- Country: Sierra Leone
- Language: English

Publication
- Publisher: Chimurenga, Vol. 12/13
- Media type: Short story

= Stickfighting Days =

Short story by Olufemi Terry

"Stickfighting Days" is the second short story by Olufemi Terry from Sierra Leonean. It is the winner of the 2010 Caine Prize for African Writing. It was originally published in the pan-African magazine Chimurenga (vol. 12/13).

The story follows a group of glue-sniffing boys in a dump who fight with sticks. Terry said the story originally came into his head as "the idea of street boys in Nairobi, in rags, sniffing glue", adding: "The stickfighting element just popped into my headthere wasn't any obvious connection between the two strands, but somehow I found myself working with these two elements and the story just poured out of me".

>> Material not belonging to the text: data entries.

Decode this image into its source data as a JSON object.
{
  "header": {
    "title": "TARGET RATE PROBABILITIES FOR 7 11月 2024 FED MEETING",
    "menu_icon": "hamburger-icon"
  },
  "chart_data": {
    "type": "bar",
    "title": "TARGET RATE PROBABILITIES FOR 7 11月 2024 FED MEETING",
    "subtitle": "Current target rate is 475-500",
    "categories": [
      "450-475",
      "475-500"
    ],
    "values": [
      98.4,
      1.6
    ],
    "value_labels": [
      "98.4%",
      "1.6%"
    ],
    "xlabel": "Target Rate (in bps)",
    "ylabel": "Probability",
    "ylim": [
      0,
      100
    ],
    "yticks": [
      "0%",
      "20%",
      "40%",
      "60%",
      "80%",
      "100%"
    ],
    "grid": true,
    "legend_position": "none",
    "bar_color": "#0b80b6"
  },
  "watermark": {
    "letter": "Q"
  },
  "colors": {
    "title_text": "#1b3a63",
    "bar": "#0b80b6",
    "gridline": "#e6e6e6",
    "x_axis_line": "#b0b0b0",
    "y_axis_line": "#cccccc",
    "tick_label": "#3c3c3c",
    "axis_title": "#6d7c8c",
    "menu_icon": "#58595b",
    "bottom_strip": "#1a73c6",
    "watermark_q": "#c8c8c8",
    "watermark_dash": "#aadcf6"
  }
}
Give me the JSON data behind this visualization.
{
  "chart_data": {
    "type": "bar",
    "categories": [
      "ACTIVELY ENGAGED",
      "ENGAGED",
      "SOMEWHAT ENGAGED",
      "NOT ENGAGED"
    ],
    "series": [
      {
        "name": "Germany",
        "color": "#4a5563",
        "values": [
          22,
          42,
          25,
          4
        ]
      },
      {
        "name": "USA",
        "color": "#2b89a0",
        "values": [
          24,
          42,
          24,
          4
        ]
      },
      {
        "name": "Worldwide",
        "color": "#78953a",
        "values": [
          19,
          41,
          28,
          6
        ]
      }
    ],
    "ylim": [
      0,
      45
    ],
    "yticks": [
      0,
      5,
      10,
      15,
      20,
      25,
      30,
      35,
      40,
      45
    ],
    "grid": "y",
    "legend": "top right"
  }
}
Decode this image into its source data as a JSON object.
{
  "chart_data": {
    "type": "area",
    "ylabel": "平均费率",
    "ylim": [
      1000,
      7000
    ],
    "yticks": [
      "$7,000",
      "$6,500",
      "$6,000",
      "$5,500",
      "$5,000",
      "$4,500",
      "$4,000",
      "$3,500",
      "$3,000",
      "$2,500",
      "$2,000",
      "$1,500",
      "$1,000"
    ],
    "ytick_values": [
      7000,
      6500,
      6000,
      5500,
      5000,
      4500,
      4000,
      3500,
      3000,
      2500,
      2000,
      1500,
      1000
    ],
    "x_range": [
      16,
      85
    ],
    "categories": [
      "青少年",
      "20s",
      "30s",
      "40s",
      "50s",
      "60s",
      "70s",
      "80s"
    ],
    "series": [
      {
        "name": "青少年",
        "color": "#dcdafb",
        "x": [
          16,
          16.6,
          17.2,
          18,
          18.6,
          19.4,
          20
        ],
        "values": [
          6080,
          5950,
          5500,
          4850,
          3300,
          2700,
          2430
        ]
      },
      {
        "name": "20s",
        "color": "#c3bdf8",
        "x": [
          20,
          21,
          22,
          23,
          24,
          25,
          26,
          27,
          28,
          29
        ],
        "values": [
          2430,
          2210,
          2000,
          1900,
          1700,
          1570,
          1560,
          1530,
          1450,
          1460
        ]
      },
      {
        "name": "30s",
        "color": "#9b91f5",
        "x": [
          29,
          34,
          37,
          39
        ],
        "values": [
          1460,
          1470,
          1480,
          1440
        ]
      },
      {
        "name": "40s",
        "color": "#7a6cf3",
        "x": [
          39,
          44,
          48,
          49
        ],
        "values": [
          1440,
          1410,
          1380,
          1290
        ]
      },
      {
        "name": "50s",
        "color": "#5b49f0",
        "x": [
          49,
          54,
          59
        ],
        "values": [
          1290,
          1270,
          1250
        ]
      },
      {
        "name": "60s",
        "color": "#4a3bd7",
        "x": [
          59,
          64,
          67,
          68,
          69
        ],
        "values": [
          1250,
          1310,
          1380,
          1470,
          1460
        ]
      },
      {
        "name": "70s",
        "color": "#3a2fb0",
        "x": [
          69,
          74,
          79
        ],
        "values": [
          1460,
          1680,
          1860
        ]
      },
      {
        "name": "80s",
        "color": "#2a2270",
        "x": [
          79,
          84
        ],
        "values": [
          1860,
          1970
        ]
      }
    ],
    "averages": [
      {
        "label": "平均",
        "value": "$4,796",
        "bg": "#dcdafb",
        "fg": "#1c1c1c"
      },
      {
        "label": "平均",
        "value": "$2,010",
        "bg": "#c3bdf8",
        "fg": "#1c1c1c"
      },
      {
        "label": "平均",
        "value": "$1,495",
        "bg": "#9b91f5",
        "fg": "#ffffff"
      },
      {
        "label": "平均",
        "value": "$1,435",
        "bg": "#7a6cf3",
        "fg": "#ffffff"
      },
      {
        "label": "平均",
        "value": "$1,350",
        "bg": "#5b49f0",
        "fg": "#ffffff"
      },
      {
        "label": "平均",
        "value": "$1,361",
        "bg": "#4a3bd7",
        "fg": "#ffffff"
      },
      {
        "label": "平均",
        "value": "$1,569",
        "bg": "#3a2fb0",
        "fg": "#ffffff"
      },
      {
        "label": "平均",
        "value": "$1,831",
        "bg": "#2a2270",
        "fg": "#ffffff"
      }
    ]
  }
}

"Stickfighting Days" won the Caine Prize for African Writing on 5 July 2010. It defeated shortlisted entries by writers from across Africa, including Ken Barris (South Africa), Lily Mabura (Kenya), Namwali Serpell (Zambia), and Alex Smith (South Africa). Fiammetta Rocco, the judges' chair and literary editor with The Economist, said: "Ambitious, brave and hugely imaginative, Olufemi Terry's 'Stickfighting Days' presents a heroic culture that is Homeric in its scale and conception. The execution of this story is so tight and the presentation so cinematic, it confirms Olufemi Terry as a talent with an enormous future".